Émile Nelligan (1879-1941)
Né à Montréal le 24 décembre 1879, Émile Nelligan s'adonne à la poésie alors qu'il est encore écolier. Après avoir interrompu ses études, il mène une vie de bohème. Il publie une vingtaine de poèmes dans plusieurs journaux et revues entre 1896 et 1899, années au cours desquelles il compose l'essentiel de son œuvre, qui paraîtra en 1904 grâce au critique Louis Dantin. Atteint de maladie mentale, il est d'abord hospitalisé à la retraite Saint-Benoît-Joseph-Labre en 1899, il y restera jusqu'en 1925, alors qu'il est interné à Saint-Jean-de-Dieu où il meurt le 18 novembre 1941.
Objet de nombreuses études jusqu'à nos jours, la poésie de Nelligan rallie l'opinion des critiques, qui lui reconnaissent une sensibilité extrême et un talent exceptionnel. Sur le mode romantique et symboliste, Nelligan aborde les thèmes de l'enfance, de la musique, de l'amour et de la mort. Son destin tragique, son œuvre lourde de promesses et empêchée, ses exigences esthétiques ont fait de lui une figure mythique de la poésie québécoise. (Sources : Les Éditions Fides)
Liens
Fondation Emile Nelligan
www.emile-nelligan.com
Pour mieux connaître Émile Nelligan
|
La romance du vin
"Ce poème de neuf quatrains a été écrit par un soir de mai 1899. C'est dans ce poème qu'il a investi sa rage et sa douleur d'être un poète incompris, ses sanglots de vivre. La société contribue à son malheur, à son rire sonore, à ses sanglots étouffés. C'est une réponse aux journalistes croque-morts, aux femmes qui rient de lui, aux hommes qui repoussent sa main. Jamais Nelligan n'avait-il crié aussi fort. Toutes les strophes du poème sont ponctuées d'exclamations. Dans un moment d'extrême isolement, la place revient au cri et à l'ironie. Rien de plus à propos que de jeter à la face de cette auguste assistance, la dure vérité qu'elle applaudit la poésie sans comprendre le poète.

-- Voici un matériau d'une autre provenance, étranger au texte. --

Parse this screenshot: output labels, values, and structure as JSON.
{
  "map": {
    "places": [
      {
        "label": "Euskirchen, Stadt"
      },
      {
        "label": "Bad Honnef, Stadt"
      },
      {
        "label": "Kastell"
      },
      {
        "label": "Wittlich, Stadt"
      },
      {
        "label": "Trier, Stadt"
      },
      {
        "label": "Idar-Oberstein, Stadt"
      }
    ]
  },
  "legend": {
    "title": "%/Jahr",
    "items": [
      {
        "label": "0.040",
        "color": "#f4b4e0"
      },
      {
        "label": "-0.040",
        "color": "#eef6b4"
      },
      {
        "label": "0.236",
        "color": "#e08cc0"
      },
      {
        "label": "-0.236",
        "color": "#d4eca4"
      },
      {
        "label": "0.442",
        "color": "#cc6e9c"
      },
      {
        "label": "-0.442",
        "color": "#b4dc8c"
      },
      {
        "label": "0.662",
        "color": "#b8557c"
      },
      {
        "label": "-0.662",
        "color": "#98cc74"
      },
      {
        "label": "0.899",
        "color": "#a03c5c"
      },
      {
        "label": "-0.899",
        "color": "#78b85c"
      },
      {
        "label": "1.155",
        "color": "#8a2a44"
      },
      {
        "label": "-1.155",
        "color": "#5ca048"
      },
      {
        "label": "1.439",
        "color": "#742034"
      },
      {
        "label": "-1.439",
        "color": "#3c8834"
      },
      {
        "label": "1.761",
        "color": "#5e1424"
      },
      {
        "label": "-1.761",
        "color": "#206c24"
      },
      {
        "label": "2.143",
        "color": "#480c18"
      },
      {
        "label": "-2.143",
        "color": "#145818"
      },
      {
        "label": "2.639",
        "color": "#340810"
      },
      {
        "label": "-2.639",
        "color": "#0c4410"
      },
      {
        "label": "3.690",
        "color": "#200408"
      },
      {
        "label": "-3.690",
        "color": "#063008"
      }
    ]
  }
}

C'est un diatribe adressée à la société, c'est un credo poétique. C'est l'inextricable ivresse d'être: affirmer son désir de vivre douloureusement et pleinement sa destinée d'artiste, dans l'effarante lucidité de son moi déréglé. Les énoncés et les images de ce poème convergent vers un état d'âme qui alterne les périodes d'excitation et de dépression. Il s'agit en effet, d'une alternance de gaieté et de tristesse, de gloire et d'échec, d'euphorie et d'apathie, de rire sonore et de sanglots... Ce fut le chant du cygne d'un homme meurtri, incompris et aigri."
Paul WYCZYNSKI, Biographie de Nelligan, 1987, p. 290.

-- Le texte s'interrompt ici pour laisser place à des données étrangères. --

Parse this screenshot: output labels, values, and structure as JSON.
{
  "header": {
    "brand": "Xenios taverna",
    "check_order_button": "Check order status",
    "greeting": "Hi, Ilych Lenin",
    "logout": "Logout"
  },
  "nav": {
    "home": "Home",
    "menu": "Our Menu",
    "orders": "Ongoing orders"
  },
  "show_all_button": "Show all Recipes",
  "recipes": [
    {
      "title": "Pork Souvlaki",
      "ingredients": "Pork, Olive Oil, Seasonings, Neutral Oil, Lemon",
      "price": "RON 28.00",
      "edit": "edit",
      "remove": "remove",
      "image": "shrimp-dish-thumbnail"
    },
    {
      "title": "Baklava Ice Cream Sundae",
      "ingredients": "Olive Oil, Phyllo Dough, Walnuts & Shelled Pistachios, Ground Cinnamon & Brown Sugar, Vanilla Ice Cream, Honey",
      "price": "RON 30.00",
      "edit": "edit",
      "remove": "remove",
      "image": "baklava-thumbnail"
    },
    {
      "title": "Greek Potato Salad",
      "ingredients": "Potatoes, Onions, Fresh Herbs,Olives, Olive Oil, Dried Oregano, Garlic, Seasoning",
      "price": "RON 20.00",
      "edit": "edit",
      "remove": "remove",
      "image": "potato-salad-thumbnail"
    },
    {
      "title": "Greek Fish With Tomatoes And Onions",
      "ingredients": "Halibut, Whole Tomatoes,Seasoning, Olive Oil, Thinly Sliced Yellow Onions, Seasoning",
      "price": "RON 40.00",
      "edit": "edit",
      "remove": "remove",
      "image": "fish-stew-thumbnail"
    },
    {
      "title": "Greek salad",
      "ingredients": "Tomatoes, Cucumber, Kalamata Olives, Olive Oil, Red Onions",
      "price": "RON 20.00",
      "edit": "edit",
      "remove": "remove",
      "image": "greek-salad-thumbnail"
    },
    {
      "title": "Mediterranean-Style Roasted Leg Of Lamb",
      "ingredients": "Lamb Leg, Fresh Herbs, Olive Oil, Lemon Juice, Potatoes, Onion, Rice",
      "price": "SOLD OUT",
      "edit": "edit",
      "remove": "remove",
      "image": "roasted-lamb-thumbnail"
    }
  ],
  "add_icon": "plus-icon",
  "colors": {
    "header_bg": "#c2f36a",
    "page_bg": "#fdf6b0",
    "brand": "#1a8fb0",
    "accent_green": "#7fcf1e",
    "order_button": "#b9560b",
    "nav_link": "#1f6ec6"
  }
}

Tout se mêle en un vif éclat de gaieté verte
Ô le beau soir de mai ! Tous les oiseaux en choeur,
Ainsi que les espoirs naguère à mon coeur,
Modulent leur prélude à ma croisée ouverte.

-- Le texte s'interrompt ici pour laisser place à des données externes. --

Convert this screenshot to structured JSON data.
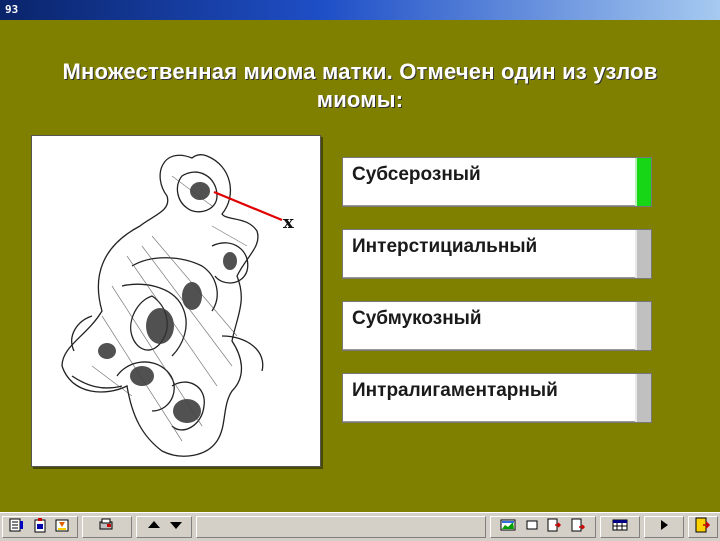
{
  "window": {
    "title": "93"
  },
  "slide": {
    "title": "Множественная миома матки. Отмечен один из узлов миомы:"
  },
  "figure": {
    "marker": "x"
  },
  "options": [
    {
      "label": "Субсерозный",
      "selected": true
    },
    {
      "label": "Интерстициальный",
      "selected": false
    },
    {
      "label": "Субмукозный",
      "selected": false
    },
    {
      "label": "Интралигаментарный",
      "selected": false
    }
  ],
  "colors": {
    "background": "#808000",
    "selected_indicator": "#16d616",
    "unselected_indicator": "#c0c0c0"
  },
  "toolbar": {
    "icons": [
      "notes-icon",
      "clipboard-icon",
      "download-icon",
      "print-icon",
      "up-arrow-icon",
      "down-arrow-icon",
      "chart-icon",
      "window-icon",
      "export-icon",
      "export-alt-icon",
      "table-icon",
      "play-icon",
      "exit-icon"
    ]
  }
}
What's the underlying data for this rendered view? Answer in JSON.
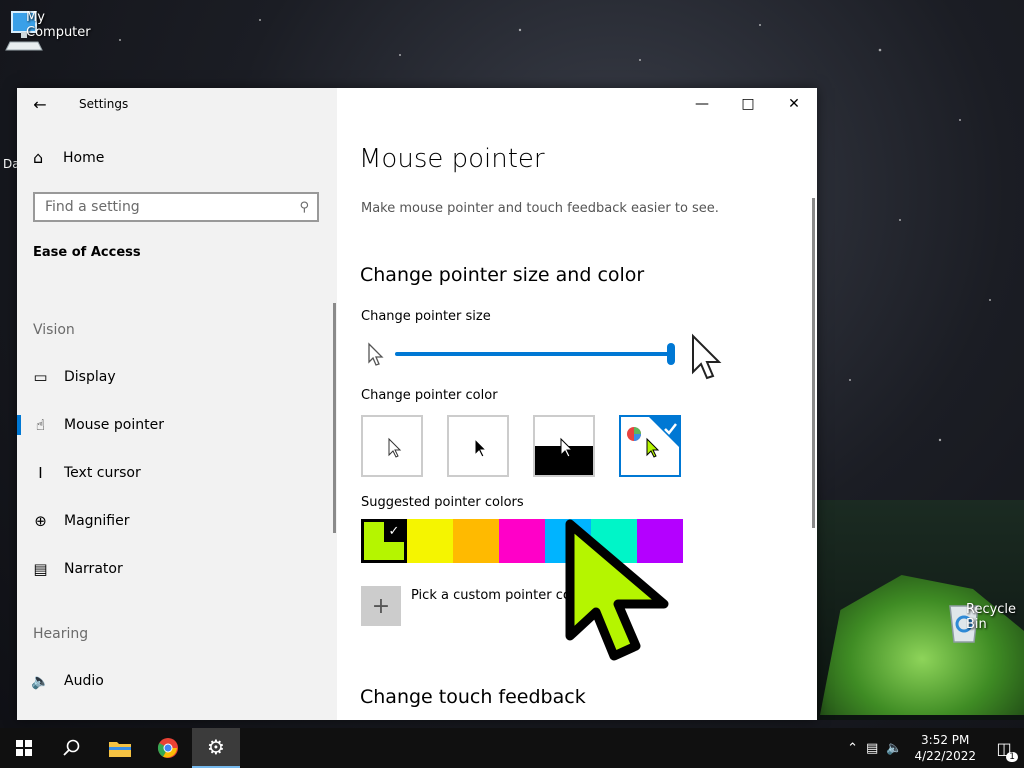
{
  "desktop": {
    "icons": [
      {
        "label": "My Computer"
      },
      {
        "label": "Recycle Bin"
      }
    ],
    "partial_label": "Da"
  },
  "window": {
    "title": "Settings",
    "controls": {
      "minimize": "—",
      "maximize": "□",
      "close": "✕"
    }
  },
  "sidebar": {
    "home": "Home",
    "search_placeholder": "Find a setting",
    "section_title": "Ease of Access",
    "groups": [
      {
        "title": "Vision",
        "items": [
          {
            "label": "Display",
            "icon": "monitor-icon",
            "selected": false
          },
          {
            "label": "Mouse pointer",
            "icon": "mouse-pointer-icon",
            "selected": true
          },
          {
            "label": "Text cursor",
            "icon": "text-cursor-icon",
            "selected": false
          },
          {
            "label": "Magnifier",
            "icon": "magnifier-icon",
            "selected": false
          },
          {
            "label": "Narrator",
            "icon": "narrator-icon",
            "selected": false
          }
        ]
      },
      {
        "title": "Hearing",
        "items": [
          {
            "label": "Audio",
            "icon": "speaker-icon",
            "selected": false
          }
        ]
      }
    ]
  },
  "main": {
    "heading": "Mouse pointer",
    "description": "Make mouse pointer and touch feedback easier to see.",
    "section_pointer": "Change pointer size and color",
    "size_label": "Change pointer size",
    "size_value": 1.0,
    "color_label": "Change pointer color",
    "color_options": [
      {
        "name": "white",
        "selected": false
      },
      {
        "name": "black",
        "selected": false
      },
      {
        "name": "inverted",
        "selected": false
      },
      {
        "name": "custom",
        "selected": true
      }
    ],
    "suggested_label": "Suggested pointer colors",
    "suggested_colors": [
      {
        "color": "#b5f500",
        "selected": true
      },
      {
        "color": "#f5f500",
        "selected": false
      },
      {
        "color": "#ffba00",
        "selected": false
      },
      {
        "color": "#ff00c8",
        "selected": false
      },
      {
        "color": "#00b4ff",
        "selected": false
      },
      {
        "color": "#00f5c8",
        "selected": false
      },
      {
        "color": "#b400ff",
        "selected": false
      }
    ],
    "custom_label": "Pick a custom pointer color",
    "section_touch": "Change touch feedback"
  },
  "taskbar": {
    "time": "3:52 PM",
    "date": "4/22/2022",
    "notification_count": "1",
    "accent": "#0078d4"
  }
}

Ô le beau soir de mai ! le joyeux soir de mai !
Un orgue au loin éclate en froides mélopées;
Et les rayons, ainsi que de pourpres épées,
Percent le coeur du jour qui se meurt parfumé.
Je suis gai! je suis gai ! Dans le cristal qui chante,
Verse, verse le vin ! verse encore et toujours,
Que je puisse oublier la tristesse des jours,
Dans le dédain que j'ai de la foule méchante !
Je suis gai ! je suis gai ! Vive le vin et l'Art !...
J'ai le rêve de faire aussi des vers célèbres,
Des vers qui gémiront les musiques funèbres
Des vents d'automne au loin passant dans le brouillard.
C'est le règne du rire amer et de la rage
De se savoir poète et objet du mépris,
De se savoir un coeur et de n'être compris
Que par le clair de lune et les grands soirs d'orage !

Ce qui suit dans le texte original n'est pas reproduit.